There were some pertinent questions asked at RCL Foods’ annual general meeting last week, with one shareholder wondering if it was still worth the food producer being listed, and another querying whether chief executive Paul Cruickshank had enough “skin in the game” as his shareholding in the firm was extremely low.
This as RCL Foods, at its current price of R8.60, is trading way below its all-time high of R20 established as long ago as 2008. The branded foods company used to trade at a large premium to its net asset value, but is now trading at record 35% discount to its net asset value of R13.17.
Remgro holds 81% of RCL Foods and is itself now trading at a historically-high 40% discount to its investment holdings.
Shareholder activist Albie Cilliers asked: “Given that close to 90% of RCL Foods’ shares are in the hands of Remgro and only three fund managers, RCL Foods has provided negative returns to shareholders for multiple years now, what are the chances of the company being delisted as a public company given its current performance?”

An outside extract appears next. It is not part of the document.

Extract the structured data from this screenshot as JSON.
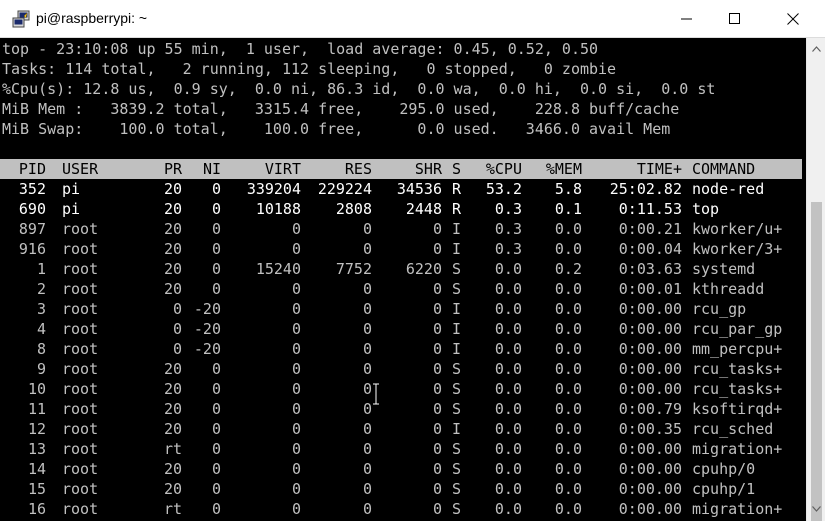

Jannie Durand, the CEO at Remgro and RCL Foods's chairman, said Cilliers was correct that it was a very thinly traded share.
“Unfortunately, to take it private you require capital allocation and you overpay for some of these assets. You never get the return on that and you overpay for these assets if you delist,” he said.
In a recent valuation exercise that RCL Foods undertook, it determined a valuation range of R17.17 per share to R18.98 per share, with a most likely value of R18.08 per share on a control basis.
Chris Logan, a shareholder activist and Opportune Investments owner, asked RCL Foods’s chairman: “Why has a high level of minimum shareholding requirements not been established for the top executive (as prescribed by Remgro, its main shareholder)?”
Logan said RCL Foods has previously said this practice was encouraged and both executive directors were shareholders in the company.
However, Logan said Cruickshank’s shareholding was minimal, with 447 000 shares.
“There is an overwhelming body of evidence that there is a correlation between high shareholding and company performance. Business leaders and Mr Rupert actively support the stance of big shareholdings and minimum shareholding requirements.
“Here we have a company, which has not shot the lights out over the past two decades, and hasn’t earned a double-digit return on equity for 13 years, and there is no serious alignment. How does the board rationalise this? ” he asked.
Durand said: “We’re now doing the minimum requirement shareholding at Remgro. Next year, we are rolling out a minimum requirement for shareholding at subsidiaries next year. We take your point.”
This means RCL Foods from next year will have to follow suit.
Logan also asked about a lack of speed of execution at the company.
Durand defended the speed of execution on chicken, saying it had been delayed by avian influenza on-site, and the losses incurred had set them back by a few months.
Anthony Clark, an independent analyst at Small Talk Daily, asked about the turn around of Rainbow Chicken.
Cruickshank said the Hammarsdale plant expansion was important to align the supply chain and for cost efficiencies and turnaround. “It is a critical unlock,” he said.
He said it was vital to fix the South African chicken business.
He also said the switch to the Indian River chicken breed should be complete by end of 2024.
“We are seeing a good performance of the breed and are, therefore, confident that aspect of the turnaround will play through. It will take two years to flow through the system. It is on track. We are confident in what has been executed,” Cruickshank said.
He also said chicken pricing had improved after the past few months. It would not be sufficient to get margin back amid high commodity prices.
“The overall balance with avian influenza and pricing is being carefully managed into December and beyond.”
Chicken tariffs remained a concern.
Meanwhile, on Friday, RCL foods changed the board of directors and appointed Carel Vosloo as an alternate director to Durand, “in respect to Durand’s position as a director of the board and his position as a member of the Remuneration Committee”.
Vosloo is a qualified chartered accountant (CA)(SA) and a CFA Charter holder member, and joined Remgro in March last year, where he acts as investment executive.